Sheets had been ripped from the beds. The closets and trunks were empty and all the clothes heaped on the floor. The dog had worried the frayed carpet and gnawed the ends, but when Honor felt for it, she could touch her mother’s book. In the hallway, the light fixture was undisturbed. She sank down on the floor and rested her head on her knees. She strained to hear her father walking to the door with his keys jingling in his pocket, but she couldn’t hear anything. She prayed for her mother to come. How could they leave her and Quintilian all alone? If it was already past six, where were they? Don’t ever be afraid, she thought. That’s what they’re hoping for.
“I want Mommy and Daddy,” whimpered Quintilian.
“They’ll be back soon,” said Honor.
“Now.”
“You’ll have to wait,” said Honor.
“What can I do?” Quintilian begged.
She scrambled to her feet. “We’ll clean up.” The children stuffed the clothes back into the closets. They made the beds. Finally, they tried to clean the kitchen. “Oh, the jam!” said Honor. The broken glass on the floor was the special jar of apricot preserves. “Don’t come in!” she warned Quintilian. “You’ll cut yourself.”
She crouched down and tried to scoop up the apricots, but the jam was too runny. She mopped it all up instead.
They cleaned as best they could and ate bread and butter for dinner. The clock on the oven was broken, but she could tell time by the color of the sky. Like the stars and moon, sunset came from a projection booth in the City. With its powerful beam, the projection booth sent sky colors overhead. In hour six the sky was palest orange, in hour seven pink. A green flash signaled evening curfew at hour eight. Hour eight was lavender, also called Twilight. After that, night colors filled the sky: purple and indigo. Honor knew from the deep purple in the window that it was now past eight. “Let’s go to bed,” she told Quintilian.
“No!”
She began to drag him up the stairs, but he broke away. He cried himself to sleep on the couch and Honor lay down next to him.

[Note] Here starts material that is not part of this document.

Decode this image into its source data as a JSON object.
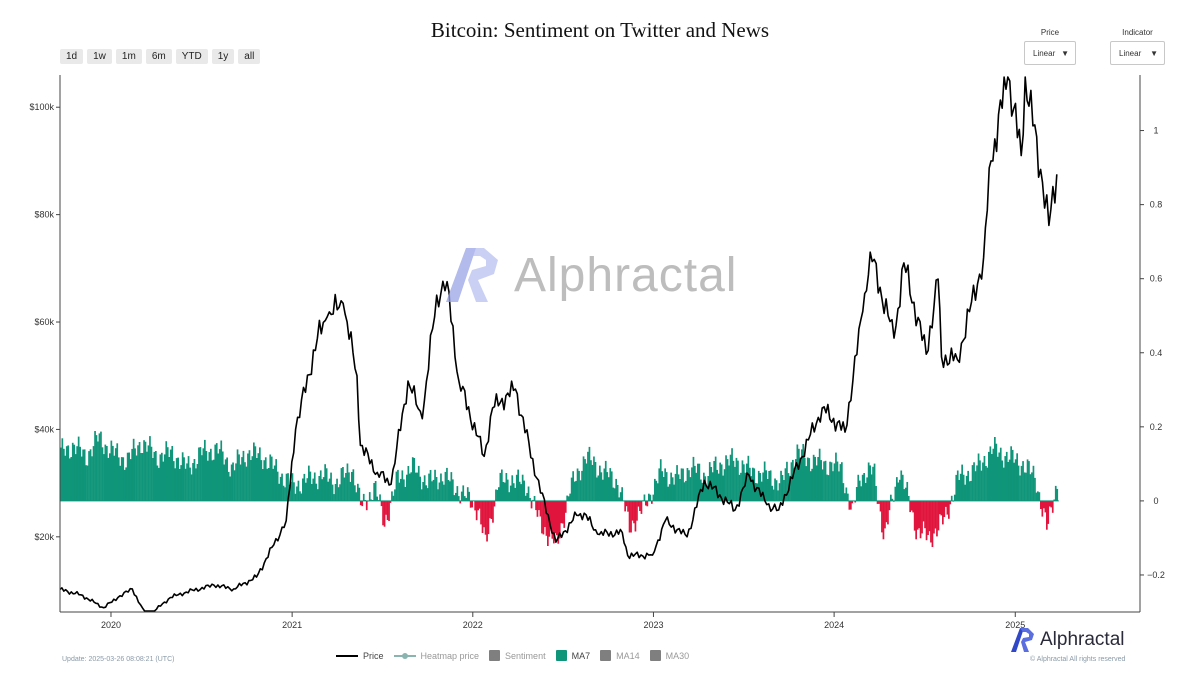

Late, late that night, the key turned in the lock. Honor started up as Will and Pamela slipped inside. She thought, at first, that she was dreaming. Was that really her father walking in the door with his shirt so rumpled and sweaty? Was that her mother with her hair loose and the strap of her purse broken? She ran to them. “Where have you been? What took you so long?”
“We were held up,” said Will.
“Who did that?” Honor pointed to her mother’s purse.
“Shh,” she said. “You’ll wake Quintilian.”
“We got robbed on the way home,” Will whispered.
“And our house got searched while you were gone! What did you do?”
“We’ve done nothing wrong,” Pamela said quietly.
“You’re lying,” Honor cried. “You do everything wrong. You wear the wrong clothes. You live in the wrong place. You say the wrong things.” She turned on her father. “You buy the wrong jam.” Tears welled in her eyes. “You break curfew! You’re Unpredictable.”
“That’s enough,” said Pamela. She picked up Quintilian and began carrying him upstairs. “Time for bed.”
“I’m not going,” said Honor. But her father took her by the hand and dragged her upstairs anyway. She said she wouldn’t brush her teeth. She told her parents she wouldn’t put on her pajamas, but in the end she did. She hung up her school uniform. She only had one other.
Her father bent down to kiss her good night.
Tears started again in Honor’s eyes. “Why can’t you just follow the rules?” she demanded.
Her father whispered, “The question is—whose rules?”
“What do you mean, whose rules? Her rules.”
“Is she your parents?” Will asked Honor. “Does she tuck you in at night? You have a mother. You have a father. We’re the ones who raise you; we’re the ones who love you. Don’t forget.”